Как ты уже поняла, это письмо – прощание, Одри. Я больше не нужна тебе, и это вселяет в меня надежду, что мы обе сможем начать жизнь с чистого листа. Помни, я всегда на твоей стороне. Если Шамплейн потребуется помощь – пиши. Я навеки твоя должница.

С любовью, Зои Лаво

– Бред какой-то, – фыркнула я в тысячный раз и, открыв ящичек с обувными щетками, швырнула письмо в его самый темный и замшелый угол, где ему было самое место.

Штрудель лениво наблюдал за мной с подоконника. Настоящий ветеран колдовской войны, вместо медали он получил дюжину мешков с кошачьим кормом, а потому стал еще толще и неповоротливее. Я успела дважды потрепать его за ухом, избежав клацающей челюсти, прежде чем сбежала по лестнице вниз. На улице уже вовсю рычал мотор отполированного черного Kawasaki.

– Только учти: я не Коул. По сравнению со мной он водит, как бабушка Карлитта, – поддразнил меня Диего, надеясь напугать, но на деле же интригуя еще больше. – Да я уже и сам тороплюсь. Обещал навестить Морган… А сейчас в Мохаве почти вечер. Если не успею к ужину, она меня проклянет!

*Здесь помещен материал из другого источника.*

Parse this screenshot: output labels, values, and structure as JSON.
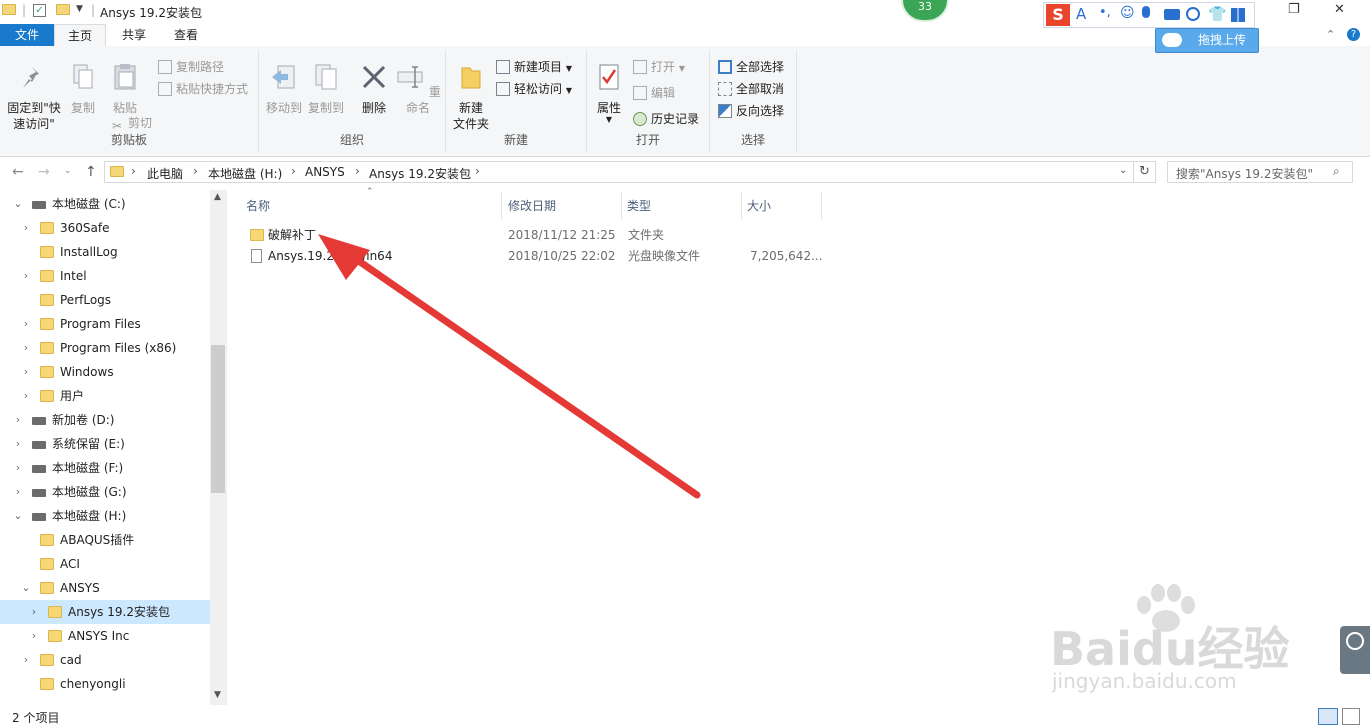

Прислонившись к кожаному сиденью гоночного мотоцикла, припаркованного на подъездной дорожке, Диего закатал рукав куртки и взглянул на часы. Рядом с циферблатом я заметила кое-что еще, поблескивающее: маленькая серебряная змейка вилась браслетом до самого локтя. В ее длинном стеклянном брюхе, куда была вставлена колба, шуршал песок пустыни, а в глазах-опалах пульсировала энергия – змейка могла перенести в любую точку мира кого угодно. Даже колдуна без дара психокинеза и способности к телепортации. Жаль, что эта энергия быстро расходовалась. Потому Диего берег ее как зеницу ока, используя подарок Завтра лишь для того, чтобы навещать свою маленькую ученицу.

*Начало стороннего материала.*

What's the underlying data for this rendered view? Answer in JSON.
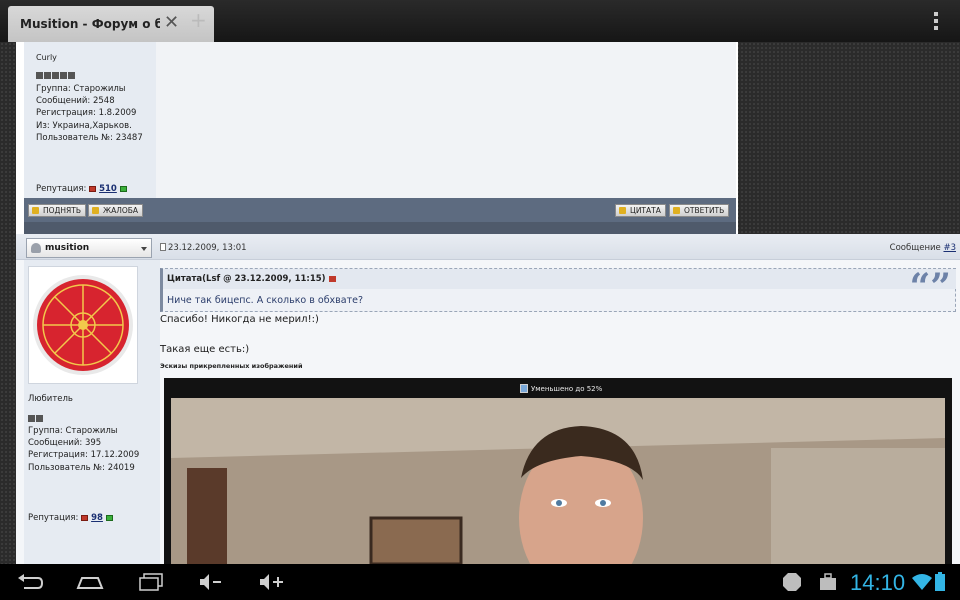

– Успеешь, – пообещала я, соскочив с крыльца и зависнув над Kawasaki: на нем было столько рычажков, стрелок и панелей, что в каждый прибор хотелось потыкать пальцем. – Ты и так в Завтра проводишь больше времени, чем в Шамплейн. Иногда мне кажется, что ты тайно принес им ковенант.

– Иногда мне и самому так кажется, – ответил Диего с мрачной ухмылкой, перекидывая ногу через сиденье и хлопая по узкому местечку за своей спиной, куда я могла примоститься. – Поскорее бы Морган закончила свое обучение и вернулась! Мне не внушает доверия ни Шайя, ни Ворожея, ни уж тем более Луна с этим ее хлыстом Индианы Джонса. Следующие месяцы я сам буду ее обучать. Пошли эти пустынные ведьмы к черту!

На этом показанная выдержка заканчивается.